Исключительно судьба направляла и приправляла действия этой девочки-девушки-женщины. Судьба озаряла её тягу и желание к большему, лучшему, судьба наказала ей сохранить величавое благо века нынешнего и отправиться с ним в Монастырь, судьба заставила внять и воспрепятствовать речам Хозяина Монастыря и тем влюбить в себя, судьба позволила ей остаться подле и набраться ума, судьба одарила её добрым мужем и исключила возможность безумного порока, судьба устроила её в доме и уготовила тёплое место в пантеоне, судьба наделила её добрыми качествами и окропила их кровью и потерями, дабы предстал крепчайший из металлов, судьба изваяла крепкий и терпкий нрав и не позволила опустить руки, судьба расчищала пред нею путь и избавлялась от противников и тягот, судьба позволила закрыть многовековой клан Солнца, чтобы дать возможность взойти Луне, судьба преследовала её и награждала тёплыми материнскими объятиями. И я не упоминаю о малых судьбоносных моментах, которые также предопределяли происходящее: полученное её родителями предложение, тайное письмо Богу Солнца с приглашением на торги, случайные письма в резиденции и многое другое…Разве она не заслужила зваться Богиней Судьбы?
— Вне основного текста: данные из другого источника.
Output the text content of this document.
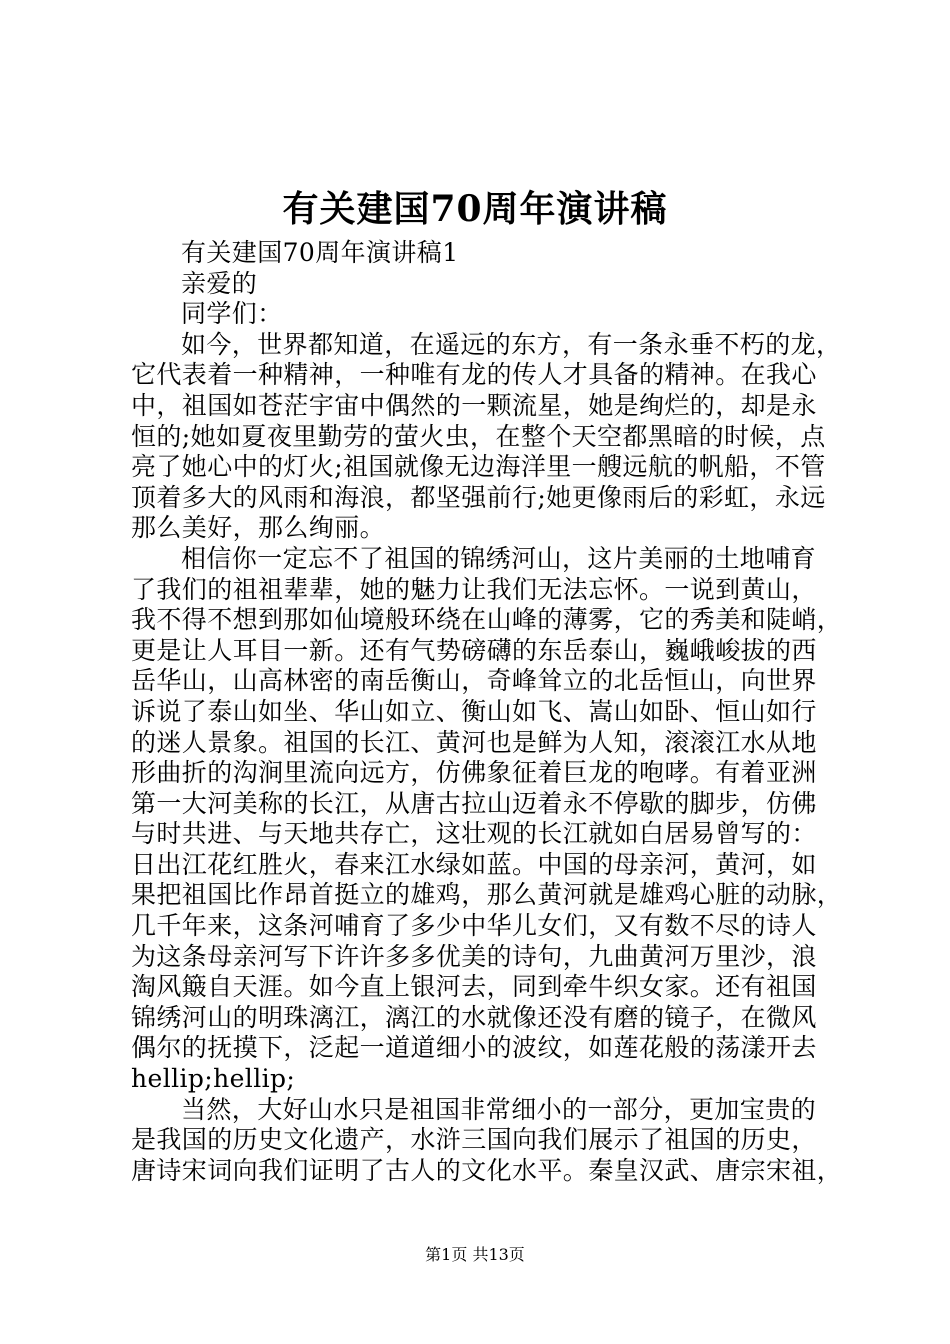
有关建国70周年演讲稿
有关建国70周年演讲稿1
亲爱的
同学们：
如今，世界都知道，在遥远的东方，有一条永垂不朽的龙，
它代表着一种精神，一种唯有龙的传人才具备的精神。在我心
中，祖国如苍茫宇宙中偶然的一颗流星，她是绚烂的，却是永
恒的;她如夏夜里勤劳的萤火虫，在整个天空都黑暗的时候，点
亮了她心中的灯火;祖国就像无边海洋里一艘远航的帆船，不管
顶着多大的风雨和海浪，都坚强前行;她更像雨后的彩虹，永远
那么美好，那么绚丽。
相信你一定忘不了祖国的锦绣河山，这片美丽的土地哺育
了我们的祖祖辈辈，她的魅力让我们无法忘怀。一说到黄山，
我不得不想到那如仙境般环绕在山峰的薄雾，它的秀美和陡峭，
更是让人耳目一新。还有气势磅礴的东岳泰山，巍峨峻拔的西
岳华山，山高林密的南岳衡山，奇峰耸立的北岳恒山，向世界
诉说了泰山如坐、华山如立、衡山如飞、嵩山如卧、恒山如行
的迷人景象。祖国的长江、黄河也是鲜为人知，滚滚江水从地
形曲折的沟涧里流向远方，仿佛象征着巨龙的咆哮。有着亚洲
第一大河美称的长江，从唐古拉山迈着永不停歇的脚步，仿佛
与时共进、与天地共存亡，这壮观的长江就如白居易曾写的：
日出江花红胜火，春来江水绿如蓝。中国的母亲河，黄河，如
果把祖国比作昂首挺立的雄鸡，那么黄河就是雄鸡心脏的动脉，
几千年来，这条河哺育了多少中华儿女们，又有数不尽的诗人
为这条母亲河写下许许多多优美的诗句，九曲黄河万里沙，浪
淘风簸自天涯。如今直上银河去，同到牵牛织女家。还有祖国
锦绣河山的明珠漓江，漓江的水就像还没有磨的镜子，在微风
偶尔的抚摸下，泛起一道道细小的波纹，如莲花般的荡漾开去
hellip;hellip;
当然，大好山水只是祖国非常细小的一部分，更加宝贵的
是我国的历史文化遗产，水浒三国向我们展示了祖国的历史，
唐诗宋词向我们证明了古人的文化水平。秦皇汉武、唐宗宋祖，
第1页 共13页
А вот людям на севере я нашёптываю, что Боги – не те, за кого себя выдают. Я повествую об обычной смертной, что вступила в пантеон и руководит стихиями, а люди вскидывают руками и предаются молитвам. Вера одних – крепчает, вера других – стихает. Война – два слога – обрастает событиями и причинами. Мирные решают противостоят истинному врагу. Мирные более не вырезают деревни друг друга, а сосредоточенно двигаются к землям небесного пантеона.
Что касается Луны…ей в это время я дарую сны, в которых всё случается по-другому.
В одну из ночей она видит покойного супруга, в другую – новорожденного ребёнка, в следующую – бывшего друга. Сегодня она возвращается в день смерти Яна.
Женщина
Я возвращаюсь в день смерти Яна.
Лекарь говорит, что возраст, сублимированный с алкоголем и табаком и приправленный сердечными переживаниями – рецептура не из щадящих. Под сердечными он имеет ввиду мышцу, а не чувства, о которых поначалу размышляю я. Всё просто.
Возвращаюсь в день смерти Яна и склоняюсь над его кроватью.
– Ты пришла, – сипло выдаёт он. – Я звал.
Отмечаю посаженый голос: хрип разрезает грудную клетку и голые стены комнаты.
– Долго звал, – колко, но с ласковыми прищуром выдаёт мужчина. – Ты была вправе не приходить.
– Так и есть.
Я знаю, что не пришла.
Сажусь на край постели и, сжав в руках безвольно брошенный по простыне кулак, прижимаю его к губам. Скромным поцелуем украшаю чернильные буквы на костяшках. И уверяю, что рядом.
– Всегда, – рокочет голос. Его слова теряют вес – то ощутимо; становятся лёгкими, слабыми, мягкими. – Ты всегда была рядом со мной.
Утверждаю иное:
– Ты подарил мне год жизни с другим, и с мужем я была счастлива.
– А со мной?
– Нет.
Он хмурится и пускает слезу, которая едва проползает по сухой, полу-сморщенной щеке и впитывается в потную наволочку.
– Только когда не вёл себя как последний… – улыбаюсь и фразу оканчиваю на старом наречии.
– Опять смеёшься, – хрипит Ян. – И даже сейчас: когда я умираю.